When $n=1$, the number of dots is 1.

When $n=2$, the number of dots is 7.

When $n=3$, the number of dots is 19.

We’re looking at an area, so it’s almost certainly a quadratic sequence of the form $an^2 + bn + c$.

This gives three equations:

- $a + b + c = 1$ [1]
- $4a + 2b + c = 7$ [2]
- $9a + 3b + c = 19$ [3]

Subtracting [1] from [2] gives $3a + b = 6$

Subtracting [2] from [3] gives $5a + b = 12$

It’s not too hard to see that $a = 3$ and $b = -3$; looking back at [1] gives $c = 1$.

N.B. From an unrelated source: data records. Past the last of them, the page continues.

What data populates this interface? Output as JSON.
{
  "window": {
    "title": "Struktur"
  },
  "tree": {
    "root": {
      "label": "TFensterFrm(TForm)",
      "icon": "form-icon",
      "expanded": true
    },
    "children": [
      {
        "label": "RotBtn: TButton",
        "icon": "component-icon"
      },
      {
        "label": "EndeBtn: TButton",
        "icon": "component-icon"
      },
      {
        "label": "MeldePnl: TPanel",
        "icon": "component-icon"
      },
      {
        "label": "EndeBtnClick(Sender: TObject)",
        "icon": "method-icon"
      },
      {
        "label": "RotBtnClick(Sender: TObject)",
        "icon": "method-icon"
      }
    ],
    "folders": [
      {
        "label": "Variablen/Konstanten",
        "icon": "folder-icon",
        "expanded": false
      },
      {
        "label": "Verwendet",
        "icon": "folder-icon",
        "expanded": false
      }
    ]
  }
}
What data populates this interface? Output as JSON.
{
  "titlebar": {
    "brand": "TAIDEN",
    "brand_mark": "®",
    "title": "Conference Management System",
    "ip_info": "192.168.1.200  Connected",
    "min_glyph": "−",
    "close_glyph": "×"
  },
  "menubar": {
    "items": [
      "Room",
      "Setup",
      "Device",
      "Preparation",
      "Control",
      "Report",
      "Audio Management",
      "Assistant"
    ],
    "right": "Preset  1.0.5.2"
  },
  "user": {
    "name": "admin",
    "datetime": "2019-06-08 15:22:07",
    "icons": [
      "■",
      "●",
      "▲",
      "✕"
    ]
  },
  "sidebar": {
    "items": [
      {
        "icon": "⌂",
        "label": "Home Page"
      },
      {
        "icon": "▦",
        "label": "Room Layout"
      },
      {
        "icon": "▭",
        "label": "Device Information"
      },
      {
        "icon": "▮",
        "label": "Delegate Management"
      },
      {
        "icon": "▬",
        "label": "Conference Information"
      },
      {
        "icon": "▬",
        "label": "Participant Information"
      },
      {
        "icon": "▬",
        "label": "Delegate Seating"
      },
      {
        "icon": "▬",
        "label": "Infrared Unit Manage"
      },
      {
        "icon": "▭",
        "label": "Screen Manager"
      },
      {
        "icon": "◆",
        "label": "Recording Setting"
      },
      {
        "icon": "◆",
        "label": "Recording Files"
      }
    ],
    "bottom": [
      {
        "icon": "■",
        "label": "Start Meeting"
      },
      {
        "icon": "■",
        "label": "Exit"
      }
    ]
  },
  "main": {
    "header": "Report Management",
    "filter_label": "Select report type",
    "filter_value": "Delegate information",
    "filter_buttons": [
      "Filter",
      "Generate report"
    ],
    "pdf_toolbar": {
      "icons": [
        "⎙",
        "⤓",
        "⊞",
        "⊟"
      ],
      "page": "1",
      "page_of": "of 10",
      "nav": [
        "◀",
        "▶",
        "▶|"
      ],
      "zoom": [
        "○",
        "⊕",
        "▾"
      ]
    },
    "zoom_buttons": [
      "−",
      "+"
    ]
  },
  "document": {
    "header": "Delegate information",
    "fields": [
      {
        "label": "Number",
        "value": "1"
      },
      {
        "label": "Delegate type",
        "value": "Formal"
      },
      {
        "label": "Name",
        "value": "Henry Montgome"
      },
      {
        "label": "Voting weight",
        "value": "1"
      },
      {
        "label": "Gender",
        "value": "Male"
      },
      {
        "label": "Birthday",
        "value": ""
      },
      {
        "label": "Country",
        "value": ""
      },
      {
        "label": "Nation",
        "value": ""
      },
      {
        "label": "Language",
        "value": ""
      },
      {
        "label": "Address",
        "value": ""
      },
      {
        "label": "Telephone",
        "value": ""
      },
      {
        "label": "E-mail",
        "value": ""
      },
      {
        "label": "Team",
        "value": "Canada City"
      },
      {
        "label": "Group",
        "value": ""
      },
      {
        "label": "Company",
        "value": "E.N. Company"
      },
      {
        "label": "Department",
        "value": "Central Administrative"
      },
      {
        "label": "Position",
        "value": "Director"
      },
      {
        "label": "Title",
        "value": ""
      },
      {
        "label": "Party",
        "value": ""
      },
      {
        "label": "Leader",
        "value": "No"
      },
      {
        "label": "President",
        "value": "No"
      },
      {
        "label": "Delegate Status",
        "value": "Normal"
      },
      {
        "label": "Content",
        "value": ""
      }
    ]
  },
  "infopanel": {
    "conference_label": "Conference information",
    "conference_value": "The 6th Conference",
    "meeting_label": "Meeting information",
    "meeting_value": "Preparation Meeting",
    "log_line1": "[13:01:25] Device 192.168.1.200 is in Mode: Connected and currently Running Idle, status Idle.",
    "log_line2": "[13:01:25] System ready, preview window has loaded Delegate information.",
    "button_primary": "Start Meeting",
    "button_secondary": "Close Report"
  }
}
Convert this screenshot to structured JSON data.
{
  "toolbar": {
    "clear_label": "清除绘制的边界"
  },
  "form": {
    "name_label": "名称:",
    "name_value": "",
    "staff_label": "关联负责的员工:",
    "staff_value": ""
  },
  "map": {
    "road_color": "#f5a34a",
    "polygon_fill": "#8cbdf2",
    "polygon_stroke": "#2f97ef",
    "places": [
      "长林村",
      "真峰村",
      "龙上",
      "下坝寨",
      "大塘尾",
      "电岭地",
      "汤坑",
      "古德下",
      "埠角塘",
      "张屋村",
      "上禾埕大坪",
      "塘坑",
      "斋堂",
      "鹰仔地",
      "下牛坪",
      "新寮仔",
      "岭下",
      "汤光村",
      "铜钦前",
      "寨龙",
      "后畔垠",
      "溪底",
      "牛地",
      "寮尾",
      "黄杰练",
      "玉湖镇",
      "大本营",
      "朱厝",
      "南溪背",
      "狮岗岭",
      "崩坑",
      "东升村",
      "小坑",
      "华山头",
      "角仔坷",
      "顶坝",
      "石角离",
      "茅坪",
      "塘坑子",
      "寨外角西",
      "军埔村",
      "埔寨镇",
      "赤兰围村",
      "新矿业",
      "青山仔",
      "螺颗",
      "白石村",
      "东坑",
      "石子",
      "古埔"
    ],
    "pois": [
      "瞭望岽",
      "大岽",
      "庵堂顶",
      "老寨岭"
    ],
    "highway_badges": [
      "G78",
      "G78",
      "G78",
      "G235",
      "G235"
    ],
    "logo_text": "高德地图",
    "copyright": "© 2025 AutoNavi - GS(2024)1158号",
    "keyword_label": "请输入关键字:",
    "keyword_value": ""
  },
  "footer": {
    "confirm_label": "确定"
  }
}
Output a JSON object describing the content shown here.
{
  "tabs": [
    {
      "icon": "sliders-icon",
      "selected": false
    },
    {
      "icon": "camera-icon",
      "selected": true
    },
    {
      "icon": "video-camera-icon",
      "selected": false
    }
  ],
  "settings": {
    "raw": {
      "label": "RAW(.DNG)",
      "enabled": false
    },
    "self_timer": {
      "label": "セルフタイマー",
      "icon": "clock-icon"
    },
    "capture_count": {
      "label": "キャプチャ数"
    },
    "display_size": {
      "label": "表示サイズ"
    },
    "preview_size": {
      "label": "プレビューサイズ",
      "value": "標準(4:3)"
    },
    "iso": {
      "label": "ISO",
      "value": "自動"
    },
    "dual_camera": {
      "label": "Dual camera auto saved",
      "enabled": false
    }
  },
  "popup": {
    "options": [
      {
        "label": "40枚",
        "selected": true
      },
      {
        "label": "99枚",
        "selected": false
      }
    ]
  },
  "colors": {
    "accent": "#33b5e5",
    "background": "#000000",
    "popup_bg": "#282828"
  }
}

Therefore the number of dots is $3n^2 - 3n + 1$.

### Option 2: triangles

This is a way that made me happy to think about: each hexagon is made of six triangles with a base of $n-1$ and and extra dot in the middle. To make a triangle with base $n-1$, you need $\frac{1}{2}n(n-1)$ dots, so in all we need $3n(n-1) + 1$, which is $3n^2 - 3n + 1$ as before.

### Option 3: building up

This is my friend’s observation:

- You start with a dot
- You add six dots for the second hexagon
- You add twelve dots for the third hexagon
- You add 18 for the fourth
- … and so on
- So each hexagon has one dot, plus 6 times the sum of the numbers from 1 to $n-1$
- … which is $1 + 6 \times \br{\frac{1}{2}n(n-1)}$
- … or $3n^2 - 3n + 1$.

That *sum* works out to be the same as for option 2, but the intuition behind it is interestingly different.

Do you have any alternative approaches?